# Stage Lighting Fire FX/Effects



## NickVon (Nov 14, 2013)

So I've done some research over the last couple of days and have come up with close to nada.

Initially i came across Game Film FX which seemed like a winner. Until the rental cost of the units became just half the cost of the budget. The purchasing of the "Fire" Film FX strips being close more then 400$ and being considered expendables by the rental houses. 600 dollars for x5, @ a 1 week rental plus the cost of Film FX we can't use again seemed bonkers.

So then i started thinking GAM twinspins. Gobos we could use again in standard gobo holders. Maybe they are more reasonably priced for rental as well? I realize we'd bee need 2 gobos each (10 total.) 

Does anyone have any gobo combinations for twins spins that are passable for "fire"/"armageddon" on stage.

Any suggestions that may be passable that would be cheaper.

Looking for an effect solution under 250$


----------



## sk8rsdad (Nov 14, 2013)

http://www.apollodesign.net/Support/CreativeFX/Effect.aspx?ID=7
http://www.apollodesign.net/Support/CreativeFX/Effect.aspx?ID=30

There are probably a few ideas over at Rosco's Youtube channel:
http://www.youtube.com/user/RoscoEffects/videos


----------



## NickVon (Nov 14, 2013)

I got send this link by Luke Kanter, over at Rosco/GAM 
Was basicly exactly what I was looking for. Thanks to Sk8rsdad as well for those links, also great resources.

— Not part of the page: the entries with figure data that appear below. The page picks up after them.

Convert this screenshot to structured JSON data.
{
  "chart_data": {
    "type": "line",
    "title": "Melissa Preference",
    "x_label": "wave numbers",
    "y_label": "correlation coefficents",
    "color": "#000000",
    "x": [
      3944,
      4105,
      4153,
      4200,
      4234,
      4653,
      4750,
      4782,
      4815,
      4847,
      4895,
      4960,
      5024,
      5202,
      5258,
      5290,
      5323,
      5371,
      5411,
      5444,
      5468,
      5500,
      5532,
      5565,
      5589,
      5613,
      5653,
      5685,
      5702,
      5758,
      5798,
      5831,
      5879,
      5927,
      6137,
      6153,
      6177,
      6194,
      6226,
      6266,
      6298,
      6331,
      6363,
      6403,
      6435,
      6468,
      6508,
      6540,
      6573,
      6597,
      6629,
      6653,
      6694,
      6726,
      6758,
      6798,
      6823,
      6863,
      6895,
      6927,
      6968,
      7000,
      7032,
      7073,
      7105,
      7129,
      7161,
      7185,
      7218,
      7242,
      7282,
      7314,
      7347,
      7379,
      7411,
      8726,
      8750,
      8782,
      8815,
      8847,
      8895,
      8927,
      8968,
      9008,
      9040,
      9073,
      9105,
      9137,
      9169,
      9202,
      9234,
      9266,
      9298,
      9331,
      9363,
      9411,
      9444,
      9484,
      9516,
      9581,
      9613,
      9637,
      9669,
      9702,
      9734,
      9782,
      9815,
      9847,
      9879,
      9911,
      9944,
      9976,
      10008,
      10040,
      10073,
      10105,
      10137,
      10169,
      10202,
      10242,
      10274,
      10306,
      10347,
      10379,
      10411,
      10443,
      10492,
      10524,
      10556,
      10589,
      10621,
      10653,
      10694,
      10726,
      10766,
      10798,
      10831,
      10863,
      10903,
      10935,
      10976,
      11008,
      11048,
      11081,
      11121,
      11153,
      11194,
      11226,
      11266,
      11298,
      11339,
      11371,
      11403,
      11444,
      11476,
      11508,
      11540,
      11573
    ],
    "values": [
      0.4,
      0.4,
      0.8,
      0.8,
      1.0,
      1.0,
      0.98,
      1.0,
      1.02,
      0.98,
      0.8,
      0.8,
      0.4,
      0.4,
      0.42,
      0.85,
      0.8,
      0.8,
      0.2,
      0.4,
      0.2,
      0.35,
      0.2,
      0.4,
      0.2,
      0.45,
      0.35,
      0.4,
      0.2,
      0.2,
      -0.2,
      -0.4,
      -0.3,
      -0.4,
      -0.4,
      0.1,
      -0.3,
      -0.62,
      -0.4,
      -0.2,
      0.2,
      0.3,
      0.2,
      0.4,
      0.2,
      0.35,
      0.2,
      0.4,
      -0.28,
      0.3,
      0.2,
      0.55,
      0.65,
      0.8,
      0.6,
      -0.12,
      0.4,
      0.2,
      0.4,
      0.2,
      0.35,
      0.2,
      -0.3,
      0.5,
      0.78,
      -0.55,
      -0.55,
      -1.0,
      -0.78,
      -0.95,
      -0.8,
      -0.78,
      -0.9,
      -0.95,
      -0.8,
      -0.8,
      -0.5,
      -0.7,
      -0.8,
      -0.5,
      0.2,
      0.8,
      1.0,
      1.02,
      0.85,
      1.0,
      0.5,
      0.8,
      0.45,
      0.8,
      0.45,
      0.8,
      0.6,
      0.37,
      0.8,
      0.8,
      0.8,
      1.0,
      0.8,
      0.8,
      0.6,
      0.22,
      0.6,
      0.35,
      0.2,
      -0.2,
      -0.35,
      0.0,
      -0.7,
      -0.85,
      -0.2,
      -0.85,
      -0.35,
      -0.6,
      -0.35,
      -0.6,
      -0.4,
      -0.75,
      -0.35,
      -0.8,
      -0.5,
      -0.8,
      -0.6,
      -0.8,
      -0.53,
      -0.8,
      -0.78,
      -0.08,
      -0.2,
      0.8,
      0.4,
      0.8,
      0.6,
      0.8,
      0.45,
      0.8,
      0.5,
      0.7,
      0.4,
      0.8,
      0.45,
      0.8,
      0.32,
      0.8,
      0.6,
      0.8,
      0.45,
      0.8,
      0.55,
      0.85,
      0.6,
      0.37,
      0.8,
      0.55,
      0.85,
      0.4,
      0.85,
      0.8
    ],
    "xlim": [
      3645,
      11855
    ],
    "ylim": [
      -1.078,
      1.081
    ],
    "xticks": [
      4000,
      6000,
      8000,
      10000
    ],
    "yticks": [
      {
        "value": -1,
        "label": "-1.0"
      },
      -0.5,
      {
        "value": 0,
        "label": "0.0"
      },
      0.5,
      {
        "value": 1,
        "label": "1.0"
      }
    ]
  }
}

http://www.gamonline.com/catalog/recipe/twinspin/fireeffects.php


----------



## brownnathanial (Nov 17, 2013)

Thanks for posting that link Nick, Now we are looking into getting one of these for our theater.


----------



## NickVon (Nov 25, 2013)

We ended up renting the Apollo "smart move" DMX from our local rental house as we got a better deal on them then the GAM equivalent. The Effect worked great for our purposes. I used the top most effect in the link. In Hindsight, i might go with something a little more open patternwise for the rotational one. Or if budget permitted the 3 gobo solution for a front facing fire effect, as with only rotational you got more "swirling flames" rather then crackling. First link could work excellent as a back light fire effect or a Top down.


----------